This individual-level DES depicts a natural history of disease for a single lesion with five health states (Fig. 1). All individuals start in the perfect health state but are at risk of disease. In the absence of disease, individuals die of other causes, the timing of which is determined by assumed life tables. Individuals in the preclinical state have disease but have not been diagnosed and suffer no symptoms. Their disease is detectable by screening. Individuals can be diagnosed after either symptomatic presentation or screen detection, at which point they enter a clinical state and start treatment. We assume treatment has a higher probability of success if disease is detected in the preclinical state.
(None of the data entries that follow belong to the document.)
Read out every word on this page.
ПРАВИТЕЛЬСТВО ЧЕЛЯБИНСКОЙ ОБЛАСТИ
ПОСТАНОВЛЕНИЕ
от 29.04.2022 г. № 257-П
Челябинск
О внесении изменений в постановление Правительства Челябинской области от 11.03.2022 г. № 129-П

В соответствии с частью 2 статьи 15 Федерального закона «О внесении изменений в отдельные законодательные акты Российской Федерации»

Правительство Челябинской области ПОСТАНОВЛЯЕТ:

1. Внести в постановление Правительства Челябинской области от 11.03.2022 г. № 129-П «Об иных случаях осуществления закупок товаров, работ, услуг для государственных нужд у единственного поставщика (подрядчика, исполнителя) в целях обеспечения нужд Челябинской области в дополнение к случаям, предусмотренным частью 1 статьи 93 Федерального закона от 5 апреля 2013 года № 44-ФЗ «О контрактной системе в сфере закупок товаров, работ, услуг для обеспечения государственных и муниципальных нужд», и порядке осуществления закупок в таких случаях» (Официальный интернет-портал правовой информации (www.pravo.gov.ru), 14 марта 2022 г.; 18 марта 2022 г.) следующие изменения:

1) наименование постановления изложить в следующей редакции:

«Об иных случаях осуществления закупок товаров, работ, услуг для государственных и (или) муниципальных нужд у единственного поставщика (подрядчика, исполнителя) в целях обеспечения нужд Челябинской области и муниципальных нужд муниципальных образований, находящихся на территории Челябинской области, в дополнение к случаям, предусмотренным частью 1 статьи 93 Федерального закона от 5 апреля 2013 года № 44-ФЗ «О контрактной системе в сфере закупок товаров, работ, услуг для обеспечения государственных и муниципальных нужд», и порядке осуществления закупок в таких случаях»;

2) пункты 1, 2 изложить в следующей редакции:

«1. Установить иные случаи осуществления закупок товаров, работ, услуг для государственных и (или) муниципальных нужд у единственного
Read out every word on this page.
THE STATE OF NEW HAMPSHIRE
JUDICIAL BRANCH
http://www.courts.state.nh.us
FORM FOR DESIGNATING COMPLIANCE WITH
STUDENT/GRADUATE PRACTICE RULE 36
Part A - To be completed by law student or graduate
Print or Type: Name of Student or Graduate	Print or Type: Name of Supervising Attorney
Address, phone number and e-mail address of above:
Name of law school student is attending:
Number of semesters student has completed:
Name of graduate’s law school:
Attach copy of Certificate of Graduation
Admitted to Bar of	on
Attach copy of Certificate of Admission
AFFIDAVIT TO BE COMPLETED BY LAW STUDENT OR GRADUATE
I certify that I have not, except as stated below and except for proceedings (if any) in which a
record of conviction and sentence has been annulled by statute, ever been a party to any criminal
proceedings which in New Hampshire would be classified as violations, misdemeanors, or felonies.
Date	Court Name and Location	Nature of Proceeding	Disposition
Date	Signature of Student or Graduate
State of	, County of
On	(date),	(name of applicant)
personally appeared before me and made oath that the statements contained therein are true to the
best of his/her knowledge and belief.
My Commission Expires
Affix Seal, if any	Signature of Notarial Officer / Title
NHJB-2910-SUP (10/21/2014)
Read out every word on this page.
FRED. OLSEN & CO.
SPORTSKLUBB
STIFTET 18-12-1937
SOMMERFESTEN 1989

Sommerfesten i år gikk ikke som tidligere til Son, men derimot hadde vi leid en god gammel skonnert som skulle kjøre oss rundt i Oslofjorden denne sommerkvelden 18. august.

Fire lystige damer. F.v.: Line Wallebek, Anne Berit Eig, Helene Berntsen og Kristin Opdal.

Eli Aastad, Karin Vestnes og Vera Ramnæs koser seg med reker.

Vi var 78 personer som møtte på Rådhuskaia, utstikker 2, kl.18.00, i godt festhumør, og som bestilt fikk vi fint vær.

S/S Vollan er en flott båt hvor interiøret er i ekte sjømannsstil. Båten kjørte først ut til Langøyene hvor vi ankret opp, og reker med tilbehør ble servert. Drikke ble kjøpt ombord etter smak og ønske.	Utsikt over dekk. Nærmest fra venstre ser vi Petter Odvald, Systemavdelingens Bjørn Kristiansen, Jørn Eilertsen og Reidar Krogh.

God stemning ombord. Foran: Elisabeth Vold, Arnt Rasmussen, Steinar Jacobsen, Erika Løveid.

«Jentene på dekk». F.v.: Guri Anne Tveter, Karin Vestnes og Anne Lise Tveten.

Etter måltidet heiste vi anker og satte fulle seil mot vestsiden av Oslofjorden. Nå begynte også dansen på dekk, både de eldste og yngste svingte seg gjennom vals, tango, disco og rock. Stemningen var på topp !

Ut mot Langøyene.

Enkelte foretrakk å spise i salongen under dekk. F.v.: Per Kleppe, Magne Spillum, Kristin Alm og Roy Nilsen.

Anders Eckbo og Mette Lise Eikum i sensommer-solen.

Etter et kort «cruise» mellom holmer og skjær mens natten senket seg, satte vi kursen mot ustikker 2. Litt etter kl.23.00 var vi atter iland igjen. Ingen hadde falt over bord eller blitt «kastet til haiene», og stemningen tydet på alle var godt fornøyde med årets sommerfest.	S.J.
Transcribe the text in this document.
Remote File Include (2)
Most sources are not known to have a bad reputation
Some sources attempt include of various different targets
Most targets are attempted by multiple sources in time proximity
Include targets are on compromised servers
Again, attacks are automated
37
If individuals are cured, there is no further treatment and survivors are excluded from future screening activity. In the case of treatment failure, individuals die at the same point in time as if no treatment occurred, i.e. there is no longevity benefit. In the case of treatment success, death occurs at the time of other-cause death as determined by the assumed life tables. The model simulates all health outcomes for each individual until death.

Fig. 1
figure 1

Model diagram. The white health states represent the natural history of disease. The two interventions, screening and treatment, are labelled in green. The screening intervention can only be implemented before the individual enters clinical health state (stage 3), and treatment can be received when patients are diagnosed from screening (stage 2) or clinically presented (stage 3)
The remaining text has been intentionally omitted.